# Integral Form of Gamma Function equivalent to Euler Form

## Theorem

The following definitions of the concept of Gamma Function are equivalent:

### Integral Form

The Gamma function $\Gamma: \C \to \C$ is defined, for the open right half-plane, as:

$\displaystyle \map \Gamma z = \map {\mathcal M \set {e^{-t} } } z = \int_0^{\to \infty} t^{z - 1} e^{-t} \rd t$

where $\mathcal M$ is the Mellin transform.

For all other values of $z$ except the non-positive integers, $\map \Gamma z$ is defined as:

$\map \Gamma {z + 1} = z \, \map \Gamma z$

### Euler Form

The Euler form of the Gamma function is:

$\displaystyle \Gamma \left({z}\right) = \frac 1 z \prod_{n \mathop = 1}^\infty \left({\left({1 + \frac 1 n}\right)^z \left({1 + \frac z n}\right)^{-1}}\right) = \lim_{m \mathop \to \infty} \frac {m^z m!} {z \left({z + 1}\right) \left({z + 2}\right) \cdots \left({z + m}\right)}$

which is valid except for $z \in \left\{{0, -1, -2, \ldots}\right\}$.

## Proof 1

It is taken for granted that the Gamma function increases monotonically on $\R_{\ge 1}$.

We begin with an inequality that can easily be verified using cross multiplication.

Let $x$ be a real number between $0$ and $1$.

Let $n$ is a positive integer.

Then:

$\displaystyle \frac {\log \Gamma \left({n - 1}\right) - \log \Gamma \left({n}\right)} {\left({n - 1}\right) - n} \le \frac {\log \Gamma \left({x + n}\right) - \log \Gamma \left({n}\right)} {\left({x + n}\right) - n} \le \frac {\log \Gamma \left({n + 1}\right) - \log \Gamma \left({n}\right)}{\left({n + 1}\right) - n}$

Since n is a positive integer, we can make use of the identity:

$\Gamma \left({n}\right) = \left({n - 1}\right)!$

Simplifying, we get:

$\log \left({n - 1}\right) \le \dfrac {\log \Gamma \left({x + n}\right) - \log \left({\left({n - 1}\right)!}\right)} x \le \log \left({n}\right)$

We now make use of the identity:

$\displaystyle \Gamma \left({x + n}\right) = \prod_{k \mathop = 1}^n \left({x + n - k}\right) \Gamma \left({x}\right)$

along with the fact that the Gamma Function is Log-Convex, to simplify the inequality:

$\displaystyle \left({n - 1}\right)^x \left({n - 1}\right)! \prod_{k \mathop = 1}^n \left({x + n - k}\right)^{-1} \le \Gamma \left({x}\right) \le n^x \left({n - 1}\right)!\prod_{k \mathop = 1}^n \left({x + n - k}\right)^{-1}$

Taking the limit as $n$ goes to infinity and using the Squeeze Theorem:

$\displaystyle \Gamma \left({x}\right) = \lim_{n \mathop \to \infty} n^x n! \prod_{k \mathop = 0}^n \left({x + n - k}\right)^{-1}$

which is another representation of Euler's form.

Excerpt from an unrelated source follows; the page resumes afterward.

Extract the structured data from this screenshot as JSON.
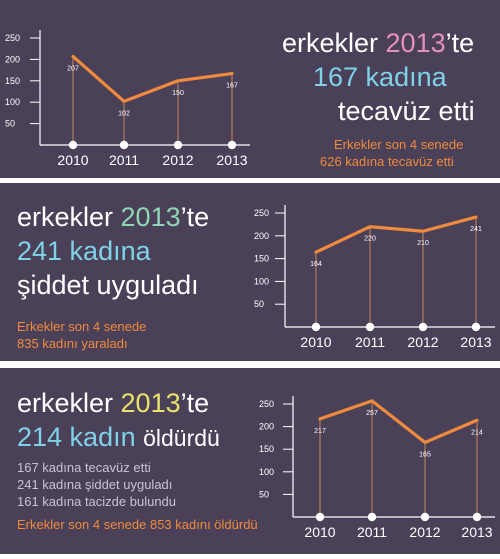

This proves equivalence for $x$ between $0$ and $1$.

The result follows from the Gamma Difference Equation.

$\blacksquare$

## Proof 2

First we present a lemma:

Let $0 \le t \le m$.

Then:

$0 \le e^{-t} - \left({1 - \dfrac t m}\right)^m \le t^2 \dfrac {e^{-t} } m$

Recall the definition of the partial Gamma function:

$\displaystyle \Gamma_m \left({x}\right) := \frac {m^x m!} {x \left({x + 1}\right) \left({x + 2}\right) \cdots \left({x + m}\right)}$

We have that:

 $\displaystyle$  $\displaystyle \int_0^\infty e^{-t} t^{x - 1} \rd t - \Gamma_m \left({x}\right)$ $\displaystyle$ $=$ $\displaystyle \int_0^m e^{-t} t^{x - 1} \rd t + \int_m^\infty e^{-t} t^{x - 1} \rd t - \Gamma_m \left({x}\right)$ $\displaystyle$ $=$ $\displaystyle \int_0^m e^{-t} t^{x - 1} \rd t + \int_m^\infty e^{-t} t^{x - 1} \rd t - \int_0^m \left({1 - \frac t m}\right)^m t^{x - 1} \rd t$ Partial Gamma Function expressed as Integral $\displaystyle$ $=$ $\displaystyle \int_m^\infty e^{-t} t^{x - 1} \rd t + \int_0^m \left({e^t - \left({1 - \frac t m}\right)^m t^{x - 1} }\right) \rd t$

We have that for large $t$:

$t^{x - 1} < t^{t / 2}$

and so as $m \to \infty$:

$\displaystyle \int_m^\infty e^{-t} t^{x - 1} \rd t \to 0$

Then:

 $\displaystyle$  $\displaystyle \int_0^m \left({e^t - \left({1 - \frac t m}\right)^m t^{x - 1} }\right) \rd t$ $\displaystyle$ $\le$ $\displaystyle \int_0^m \frac {t^2 e^{-t} } m e^{-t} t^{x - 1} \rd t$ Lemma $\displaystyle$ $=$ $\displaystyle \frac 1 m \int_0^m t^{x + 1} e^{-t} \rd t$ $\displaystyle$ $<$ $\displaystyle \frac 1 m \int_0^\infty t^{x + 1} e^{-t} \rd t$

Now we have that as $m \to \infty$:

$\displaystyle \frac 1 m \int_0^\infty t^{x + 1} e^{-t} \rd t \to 0$

so:

$\displaystyle \int_0^\infty e^{-t} t^{x - 1} \rd t - \Gamma_m \left({x}\right) = 0$

$\displaystyle \int_0^\infty e^{-t} t^{x - 1} \rd t = \lim_{m \mathop \to \infty} \dfrac {m^x m!} {x \left({x + 1}\right) \left({x + 2}\right) \cdots \left({x + m}\right)}$
$\blacksquare$